31.3.08

Faits et valeurs

Depuis Hume, on a coutume d’opposer fermement le descriptif et le prescriptif, le jugement de fait et le jugement de valeur : ce qui est ne nous dirait rien ou n’aurait aucune influence sur ce qui doit être. Cela me semble discutable.

D’une part, ce qui est (la réalité) contraint d’une certaine manière ce qui doit être (la volonté, le désir, l’espoir, etc.). Si j’utilise ma totale liberté prescriptive pour énoncer que les hommes devraient épouser des vaches et les femmes des cactus, j’ai une probabilité très faible que mon idéal se réalise (et une probabilité assez forte de finir dans un asile si je persiste).
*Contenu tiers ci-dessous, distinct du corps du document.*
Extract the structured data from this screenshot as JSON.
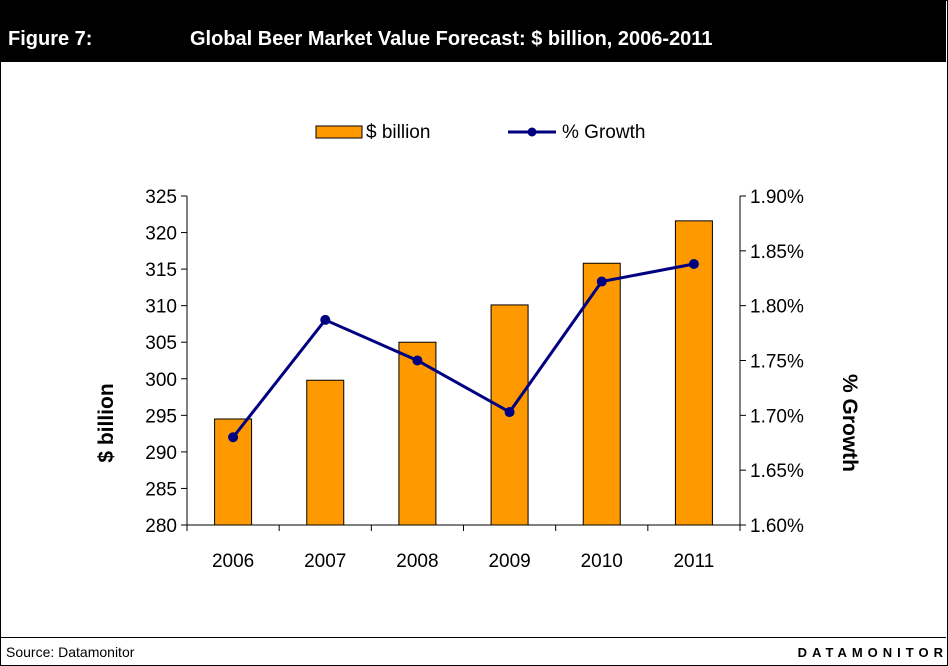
{
  "header": {
    "figure_label": "Figure 7:",
    "title": "Global Beer Market Value Forecast: $ billion, 2006-2011"
  },
  "footer": {
    "source": "Source: Datamonitor",
    "brand": "DATAMONITOR"
  },
  "colors": {
    "bar_fill": "#FF9900",
    "bar_stroke": "#000000",
    "line": "#000080",
    "header_bg": "#000000"
  },
  "chart_data": {
    "type": "bar",
    "categories": [
      "2006",
      "2007",
      "2008",
      "2009",
      "2010",
      "2011"
    ],
    "series": [
      {
        "name": "$ billion",
        "type": "bar",
        "axis": "left",
        "values": [
          294.5,
          299.8,
          305.0,
          310.1,
          315.8,
          321.6
        ]
      },
      {
        "name": "% Growth",
        "type": "line",
        "axis": "right",
        "values": [
          1.68,
          1.787,
          1.75,
          1.703,
          1.822,
          1.838
        ]
      }
    ],
    "ylabel": "$ billion",
    "ylim": [
      280,
      325
    ],
    "yticks": [
      "280",
      "285",
      "290",
      "295",
      "300",
      "305",
      "310",
      "315",
      "320",
      "325"
    ],
    "y2label": "% Growth",
    "y2lim": [
      1.6,
      1.9
    ],
    "y2ticks": [
      "1.60%",
      "1.65%",
      "1.70%",
      "1.75%",
      "1.80%",
      "1.85%",
      "1.90%"
    ],
    "legend": "top-center",
    "grid": false
  }
}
Il y a donc quelque chose dans les propriétés de l’homme et de la femme (ainsi que de la vache et du cactus) qui limite ma liberté d’énonciation à leur sujet, à tout le moins si je veux être crédible ou audible, c’est-à-dire partager mon énoncé (ce qui est généralement le cas pour une prescription).

D’autre part, un jugement de valeur peut aussi être analysé comme un fait, c’est-à-dire que l’on peut porter des jugements de fait sur des valeurs. Par exemple, si je dis « ce tableau est affreux », un cartel de chercheurs peut très bien disséquer mon cas, analyser la fréquence de jugements de goût semblables dans ma population, mon sexe, ma classe sociale, ma religion, mon niveau d’instruction, observer mon cerveau observant le tableau, reconstruire toutes les influences de mon milieu depuis l’enfance, évaluer par questionnaire mon degré de connaissance artistique, etc. pour à la fin aboutir à une certaine objectivation du jugement « affreux », à certaines prédictions sur d’autres tableaux que je trouverai « affreux » ou d’autres personnes qui, comme moi, trouveront ces tableaux affreux. Il existe d’ailleurs aujourd’hui une neurobiologie des jugements moraux ou esthétiques, ou encore une génétique des opinions politiques et religieuses.

2 commentaires:

PS a dit…

Jean Bricmont a dit : si nos valeurs dépendent des faits, les faits se passent très bien de nos valeurs.

C. a dit…

Ce qui est bien dit ma foi. Encore que les valeurs soient créatrices de faits (ou que des valeurs différentes se traduisent par des réalités différentes, si l'on préfère).